Notable burials or memorials include:
- Captain Edward Vivian Birchall, whose philanthropy helped create the National Council for Voluntary Organisations
- Private Jim Bonella, Australian Machine Gun Corps (former Aussie Rules footballer)
- Private Elijah Carey, New Zealand Infantry (former NZ trade unionist)
- Brigadier Edgar William Cox, , General Staff.

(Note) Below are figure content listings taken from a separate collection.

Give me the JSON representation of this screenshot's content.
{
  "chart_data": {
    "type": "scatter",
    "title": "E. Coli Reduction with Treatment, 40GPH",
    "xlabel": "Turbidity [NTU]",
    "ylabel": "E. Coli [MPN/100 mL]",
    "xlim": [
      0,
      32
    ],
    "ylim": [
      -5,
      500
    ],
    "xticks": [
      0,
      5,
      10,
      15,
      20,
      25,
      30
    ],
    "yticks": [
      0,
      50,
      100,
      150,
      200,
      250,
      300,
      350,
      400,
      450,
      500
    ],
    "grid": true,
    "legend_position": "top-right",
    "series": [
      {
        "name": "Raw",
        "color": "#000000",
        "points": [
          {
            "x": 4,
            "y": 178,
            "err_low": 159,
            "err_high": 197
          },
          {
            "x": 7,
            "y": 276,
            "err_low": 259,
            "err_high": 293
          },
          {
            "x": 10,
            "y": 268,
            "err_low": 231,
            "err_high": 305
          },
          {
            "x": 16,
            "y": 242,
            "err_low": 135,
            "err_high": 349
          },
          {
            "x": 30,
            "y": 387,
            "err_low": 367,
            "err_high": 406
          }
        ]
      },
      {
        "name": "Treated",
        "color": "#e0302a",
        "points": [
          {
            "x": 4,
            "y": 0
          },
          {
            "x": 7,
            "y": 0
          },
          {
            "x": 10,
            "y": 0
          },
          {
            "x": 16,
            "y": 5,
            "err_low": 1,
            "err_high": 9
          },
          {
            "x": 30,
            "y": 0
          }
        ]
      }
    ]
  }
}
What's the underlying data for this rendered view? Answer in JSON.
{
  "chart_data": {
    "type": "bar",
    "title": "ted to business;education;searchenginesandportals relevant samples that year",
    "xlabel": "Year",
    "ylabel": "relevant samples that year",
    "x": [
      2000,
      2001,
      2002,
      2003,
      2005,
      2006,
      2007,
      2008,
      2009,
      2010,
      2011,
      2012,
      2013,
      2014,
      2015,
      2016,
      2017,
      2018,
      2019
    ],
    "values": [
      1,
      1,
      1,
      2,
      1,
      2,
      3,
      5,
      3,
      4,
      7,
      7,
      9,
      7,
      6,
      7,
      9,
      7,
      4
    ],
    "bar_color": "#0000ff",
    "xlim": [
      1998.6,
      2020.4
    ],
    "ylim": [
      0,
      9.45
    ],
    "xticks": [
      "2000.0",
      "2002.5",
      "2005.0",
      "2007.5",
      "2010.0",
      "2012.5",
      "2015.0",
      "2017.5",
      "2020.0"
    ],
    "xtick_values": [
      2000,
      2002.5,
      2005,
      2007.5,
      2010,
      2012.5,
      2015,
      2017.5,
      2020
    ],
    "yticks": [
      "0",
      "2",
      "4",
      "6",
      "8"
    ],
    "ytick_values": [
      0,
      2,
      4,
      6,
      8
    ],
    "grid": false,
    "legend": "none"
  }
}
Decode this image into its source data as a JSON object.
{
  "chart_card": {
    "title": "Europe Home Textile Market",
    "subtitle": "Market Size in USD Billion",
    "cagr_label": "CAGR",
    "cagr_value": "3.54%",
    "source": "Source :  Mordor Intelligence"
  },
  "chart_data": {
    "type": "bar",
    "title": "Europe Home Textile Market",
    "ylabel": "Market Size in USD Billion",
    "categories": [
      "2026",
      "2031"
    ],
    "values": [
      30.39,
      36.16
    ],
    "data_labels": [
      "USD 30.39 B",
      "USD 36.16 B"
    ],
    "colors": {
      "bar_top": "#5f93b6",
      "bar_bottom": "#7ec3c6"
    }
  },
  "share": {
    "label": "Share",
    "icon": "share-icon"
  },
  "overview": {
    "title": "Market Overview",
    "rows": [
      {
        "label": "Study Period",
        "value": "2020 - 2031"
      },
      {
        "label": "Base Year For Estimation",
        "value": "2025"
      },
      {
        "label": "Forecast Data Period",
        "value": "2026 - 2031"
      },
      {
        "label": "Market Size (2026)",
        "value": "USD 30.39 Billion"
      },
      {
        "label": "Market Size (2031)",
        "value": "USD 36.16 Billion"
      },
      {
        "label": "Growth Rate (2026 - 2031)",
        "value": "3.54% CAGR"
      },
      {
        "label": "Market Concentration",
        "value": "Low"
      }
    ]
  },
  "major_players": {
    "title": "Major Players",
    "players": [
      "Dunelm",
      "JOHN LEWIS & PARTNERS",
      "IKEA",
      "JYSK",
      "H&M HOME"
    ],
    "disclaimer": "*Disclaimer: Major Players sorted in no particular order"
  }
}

- Lieutenant Colonel William Robert Aufrere Dawson , Royal West Kent Regiment
- Captain Noel Forbes Humphreys, Tank Corps, Welsh rugby union footballer
- Private Hugh Kerr, London Scottish, professional soccer player notably for Manchester United
- Nursing Sister Katherine Maud MacDonald, the first Canadian woman to meet her death at the hands of enemy activity. She was killed during a German air raid on the No. 1 Canadian General Hospital at Étaples in May 1918.
- Major Douglas Reynolds, , Royal Field Artillery.
- Sergeant Dick Wynn, Labour Corps, professional soccer player notably for Middlesbrough and Everton

==2003 vandalism==
In March 2003, vandals protesting against the Anglo-American invasion of Iraq daubed anti-British and anti-American slogans in red paint across parts of the Étaples Military Cemetery. The actions drew widespread condemnation from the United Kingdom, United States, and Australia and from within France itself. The French National Assembly described the vandalism as 'barbaric, monstrous and utterly despicable', while French President Jacques Chirac wrote to the Queen to express his 'sincere regrets'.